Reason for buying old/classic turntables


Could you please clarify why many people buy old/classic turntable from the 1960's or 1970's? Are those turntables better than the contemporary ones? Is it just emotion and nostalgia? I'm also asking because these classic turntables are often quite expensive (like vintage automobiles and wine). Recently I saw an advertisement for the Technics SP-10 Mk II for $3,000 and a Micro Seiki SX-111 for $6,000. You can also buy a modern turntable like an Avid, a Clearaudio or Raven for that kind of money. Or are these classic turntables still superior to the modern ones?

Chris
dazzdax
The classic car/classic turntable comparison doesn't really work. Statement products and R&D breakthroughs are always subsidized by the sales of mass market product or government funding. Automobiles have continued, until very recently, to benefit from high volume sales of mass market product. Turntables haven't enjoyed that, or any, subsidy since early in the 1980s.

Automobile manufacturers are multi-billion dollar businesses, while a company like Teres is almost hobby in nature. Chris has a full time job and remarkably has brought Teres into existence in his spare time. Look at the comparison of resources demonstrated by this example and then bring in an industry giant like VPI. Both companies have accomplished a great deal in the way of innovation but neither one brings in enough money per annum to pay the utility bill for one month at any Ford plant.

There just isn't any comparison at all. If the turntable biz was as well funded as the auto biz, I'm sure the turntables of today would completely eclipse the vintage products we all love but the resources and incentives have not been sufficient to stimulate that kind of progress. For that reason, the oldies still hold their own nicely despite comments to the contrary by those who benefit from trafficking in new product and reviewing it.
Don't forget the Luxmans.

The PD 121, PD-444, PD-441 are excellent DD tables. They offer up the pace and rythmn of the DD Goldmunds and Rockports. But, you must be careful to properly platform them. I've found that a maple butcher block sitting on sorbothane helps with floating the image. The PD-555 is in a class of its own. It's a belt drive with a vacuum platter.

A properly set up PD-121 can run circles around many modern belt drives. Plus the fit and finish is Lexus like.

Peter
It's a great analogy i.e. old versus new.

You're overthinking, or at least trying to, a very simple concept.

Good effort though.
Macrojack, the car analogy to me was not that bad. Car companies have had plenty of cash to play with R&D (until recently), but due to the corporate climate that was the *last* thing they were going to do. The result is that there has been only incremental improvement over the years. The same is true of turntables.

If you take a good car or good turntable from the 1960s, and outfit it with newer tweaks (vibration damping for example), many of them will perform quite nicely against the current lineup. IMO in the case of cars it should not be that way, but it is because of poor management, else we'd all be driving electric cars with 4000 mile range on a single charge by now (BTW that is not pie in the sky either).

This is why the old Garrard 301, the Empire 208, the Lenco and the Technics SP-10 all have a following.
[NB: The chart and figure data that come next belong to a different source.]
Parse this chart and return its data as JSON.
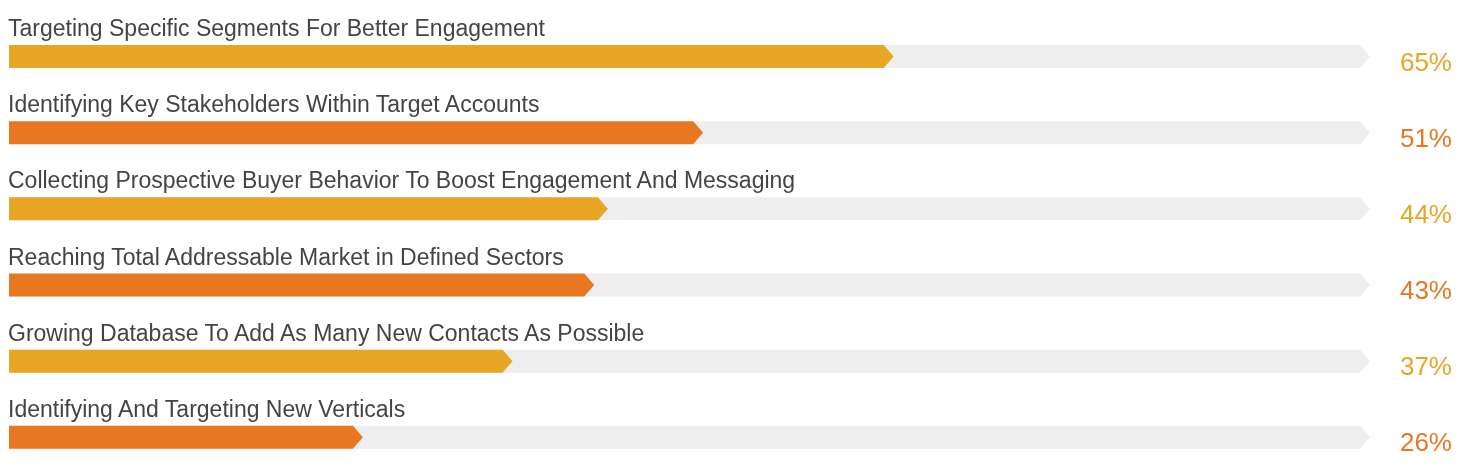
{
  "chart_data": {
    "type": "bar",
    "orientation": "horizontal",
    "tick_labels": "y",
    "categories": [
      "Targeting Specific Segments For Better Engagement",
      "Identifying Key Stakeholders Within Target Accounts",
      "Collecting Prospective Buyer Behavior To Boost Engagement And Messaging",
      "Reaching Total Addressable Market in Defined Sectors",
      "Growing Database To Add As Many New Contacts As Possible",
      "Identifying And Targeting New Verticals"
    ],
    "values": [
      65,
      51,
      44,
      43,
      37,
      26
    ],
    "colors": [
      "#e9a524",
      "#e87722",
      "#e9a524",
      "#e87722",
      "#e9a524",
      "#e87722"
    ],
    "value_labels": [
      "65%",
      "51%",
      "44%",
      "43%",
      "37%",
      "26%"
    ],
    "xlim": [
      0,
      100
    ]
  }
}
You can tweak them, and they keep up with the state of the art, no worries.
I will frankly admit that I have become smitten with vintage tts only in the last year after acquiring a Lenco in a "giant direct-coupled" plinth. The Lenco was immediately perceived to sound better than my Notts Analog Hyperspace, so the Notts had to go. I then started to read the threads and the websites devoted to Garrard, Lenco, Technics, etc, with much more enthusiasm, thinking that if the Lenco is so excellent, what else am I missing? Vintage tts are a natural link to my lifelong hobby of collecting and restoring post WWII sports cars, mostly Porsches. Except in this case, I am wondering whether there is a real performance super bargain to be found out there. (An old Porsche will not ever be state of the art in perfomance per se.) Plus, the vintage tts are relatively cheap and are at the very least stable in value. So what do you have to lose? Now I've got a second Lenco, a Garrard 301, two Technics SP10s (a MkII and a IIA), and a Denon DP80. Once I decide on how to plinth each of these babies, I'm going to compare each one to my functional Lenco and decide for myself which one I like best. I'll probably discard the tts that fall short, but I expect to keep at least two up and running. If I could find an SP10 MkIII or a Pioneer P3 or P3a for reasonable prices, I would buy those too.